After hearing about how the white Maltese of billionaire Leona Helmsley inherited $12 million, I wondered how this local dog, which looked fairly similar, would spend that kind of money.

Cincinnati may be less expensive than where Helmsley’s dog will live, but — as we explore in this month’s Executive Living feature — there are plenty of luxury resorts and boutiques where  a pooch can splurge. I pictured the dog cruising over the Roebling Bridge with its head out a limo window, hitting Wiggly Field with celebrity friends (maybe Nick Lachey’s dog?), and dining from Montgomery Inn doggie bags.
But what if it didn’t blow all thatmoney in its lifetime? Having no puppies (or pets) of its own, would it leave some money to charity?
After all, there are a lot of less fortunate dogs here. SPCA Cincinnati receives about 18,500 animals each year, says Operations Manager Andy Mahlman. About half of them are lost, while the other half are turned in by owners.

Mahlman says Cincinnati is similar to most municipalities nationwide in pet over-population. Each year in this country, 6-8 million cats and dogs enter shelters and 3-4 million are euthanatized by shelters, according to the U.S. Humane Society’s website.
The little white dog sitting under the Chipotle table might like to have an animal shelter built in its name if it were a millionaire, I thought. Suddenly, it noticed another canine walking down the sidewalk and went berserk, pulling the chair it was tied to across the patio, yelping and wiggling uncontrollably. It strained against its collar, gasping for air as its owner held it back … maybe not as demure a socialite as I had been imagining.

“A dog’s requirements are pretty simple, but the person that’s on the end of the leash is the one that’s paying the bills,” jokes Deana Scott, owner of the Sundance Pet Resort in Independence. “I don’t see any dogs with checking accounts.”

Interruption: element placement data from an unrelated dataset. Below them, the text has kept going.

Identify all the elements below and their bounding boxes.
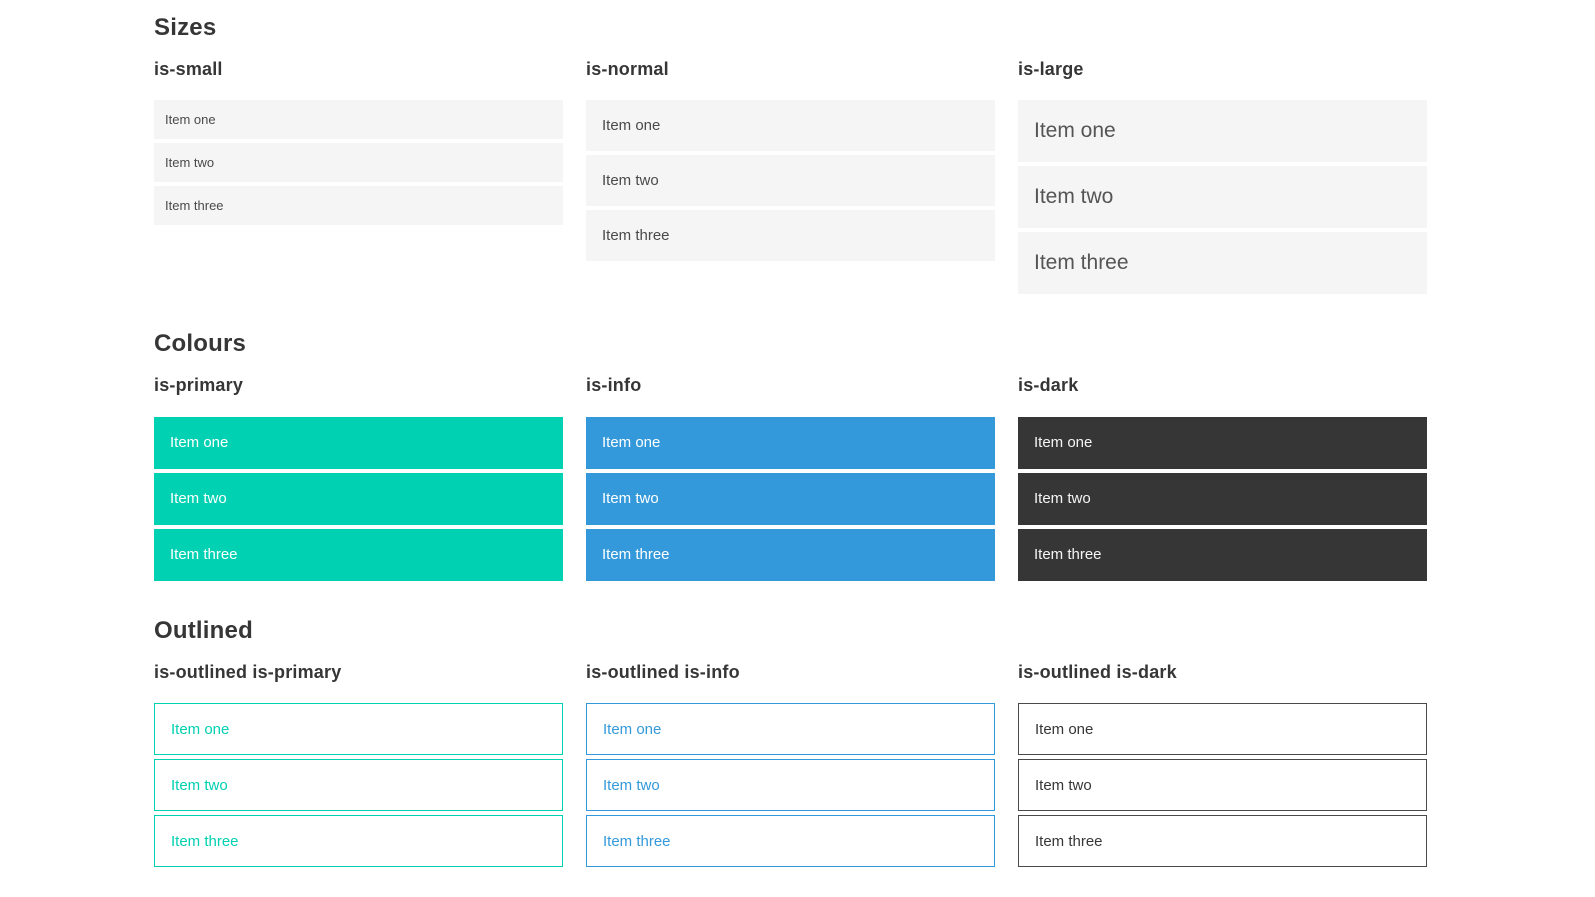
list-item[interactable]: Item two (586, 759, 995, 812)
column-is-dark: is-dark Item one Item two Item three (1018, 375, 1427, 581)
list-item[interactable]: Item three (1018, 528, 1427, 581)
column-is-info: is-info Item one Item two Item three (586, 375, 995, 581)
column-label-is-outlined-is-primary: is-outlined is-primary (154, 661, 342, 682)
sizes-grid: is-small Item one Item two Item three is… (154, 59, 1427, 295)
column-label-is-primary: is-primary (154, 375, 244, 396)
list-item[interactable]: Item two (1018, 166, 1427, 229)
list-item[interactable]: Item two (154, 472, 563, 525)
list-outlined-primary: Item one Item two Item three (154, 703, 563, 868)
column-label-is-info: is-info (586, 375, 642, 396)
list-item[interactable]: Item one (1018, 416, 1427, 469)
list-item[interactable]: Item two (1018, 472, 1427, 525)
list-primary: Item one Item two Item three (154, 416, 563, 581)
list-outlined-info: Item one Item two Item three (586, 703, 995, 868)
section-title-colours: Colours (154, 330, 247, 358)
list-item[interactable]: Item three (1018, 815, 1427, 868)
list-item[interactable]: Item two (154, 143, 563, 183)
list-normal: Item one Item two Item three (586, 100, 995, 262)
column-is-normal: is-normal Item one Item two Item three (586, 59, 995, 262)
list-item[interactable]: Item three (154, 528, 563, 581)
list-item[interactable]: Item one (1018, 100, 1427, 163)
outlined-grid: is-outlined is-primary Item one Item two… (154, 662, 1427, 868)
list-item[interactable]: Item three (586, 815, 995, 868)
column-label-is-dark: is-dark (1018, 375, 1079, 396)
column-label-is-outlined-is-info: is-outlined is-info (586, 661, 740, 682)
column-label-is-outlined-is-dark: is-outlined is-dark (1018, 661, 1177, 682)
list-item[interactable]: Item two (1018, 759, 1427, 812)
column-is-outlined-is-dark: is-outlined is-dark Item one Item two It… (1018, 662, 1427, 868)
list-item[interactable]: Item three (586, 210, 995, 262)
list-dark: Item one Item two Item three (1018, 416, 1427, 581)
list-item[interactable]: Item one (586, 100, 995, 152)
list-outlined-dark: Item one Item two Item three (1018, 703, 1427, 868)
list-large: Item one Item two Item three (1018, 100, 1427, 295)
column-label-is-large: is-large (1018, 58, 1084, 79)
list-item[interactable]: Item three (1018, 232, 1427, 295)
list-item[interactable]: Item one (154, 416, 563, 469)
list-item[interactable]: Item one (586, 703, 995, 756)
column-label-is-normal: is-normal (586, 58, 669, 79)
list-item[interactable]: Item one (586, 416, 995, 469)
list-item[interactable]: Item three (154, 186, 563, 226)
column-is-primary: is-primary Item one Item two Item three (154, 375, 563, 581)
list-item[interactable]: Item one (1018, 703, 1427, 756)
list-item[interactable]: Item one (154, 100, 563, 140)
section-colours: Colours is-primary Item one Item two Ite… (154, 330, 1427, 581)
section-title-outlined: Outlined (154, 616, 253, 644)
list-item[interactable]: Item one (154, 703, 563, 756)
column-label-is-small: is-small (154, 58, 223, 79)
list-item[interactable]: Item three (154, 815, 563, 868)
colours-grid: is-primary Item one Item two Item three … (154, 375, 1427, 581)
list-item[interactable]: Item two (586, 472, 995, 525)
list-small: Item one Item two Item three (154, 100, 563, 226)
column-is-small: is-small Item one Item two Item three (154, 59, 563, 226)
section-outlined: Outlined is-outlined is-primary Item one… (154, 616, 1427, 868)
list-item[interactable]: Item three (586, 528, 995, 581)
list-item[interactable]: Item two (154, 759, 563, 812)
list-item[interactable]: Item two (586, 155, 995, 207)
list-info: Item one Item two Item three (586, 416, 995, 581)
section-sizes: Sizes is-small Item one Item two Item th… (154, 14, 1427, 295)
column-is-large: is-large Item one Item two Item three (1018, 59, 1427, 295)
column-is-outlined-is-info: is-outlined is-info Item one Item two It… (586, 662, 995, 868)
column-is-outlined-is-primary: is-outlined is-primary Item one Item two… (154, 662, 563, 868)
section-title-sizes: Sizes (154, 14, 217, 41)
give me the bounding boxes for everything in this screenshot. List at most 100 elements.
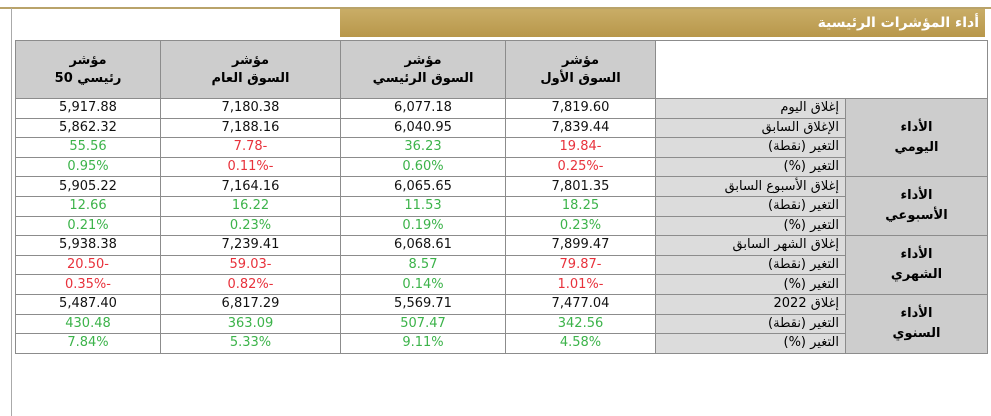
value-cell: 7,819.60	[505, 98, 656, 119]
data-row: الأداء الأسبوعي إغلاق الأسبوع السابق 7,801.…	[15, 176, 988, 237]
row-label: إغلاق الشهر السابق	[655, 235, 846, 256]
value-cell: 5,938.38	[15, 235, 161, 256]
group-label: الأداء اليومي	[845, 97, 988, 178]
data-row: التغير (نقطة) 342.56 507.47 363.09 430.48	[15, 313, 988, 335]
data-row: الإغلاق السابق 7,839.44 6,040.95 7,188.16 5,…	[15, 117, 988, 139]
value-cell: 5,487.40	[15, 293, 161, 315]
column-header: مؤشر السوق الرئيسي	[340, 40, 506, 99]
value-cell: 507.47	[340, 313, 506, 335]
row-label: التغير (%)	[655, 333, 846, 354]
data-row: التغير (%) -0.25% 0.60% -0.11% 0.95%	[15, 156, 988, 178]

Researching this feature, I heard dogs referred to as “furry children” and “spoiled family members.” You obviously love pets and understand their need for exercise and companionship.  To express that love, go ahead and buy yours a jewel-encrusted collar. But also consider supporting or adopting from an animal shelter and “fixing” your pet to help control the local animal population.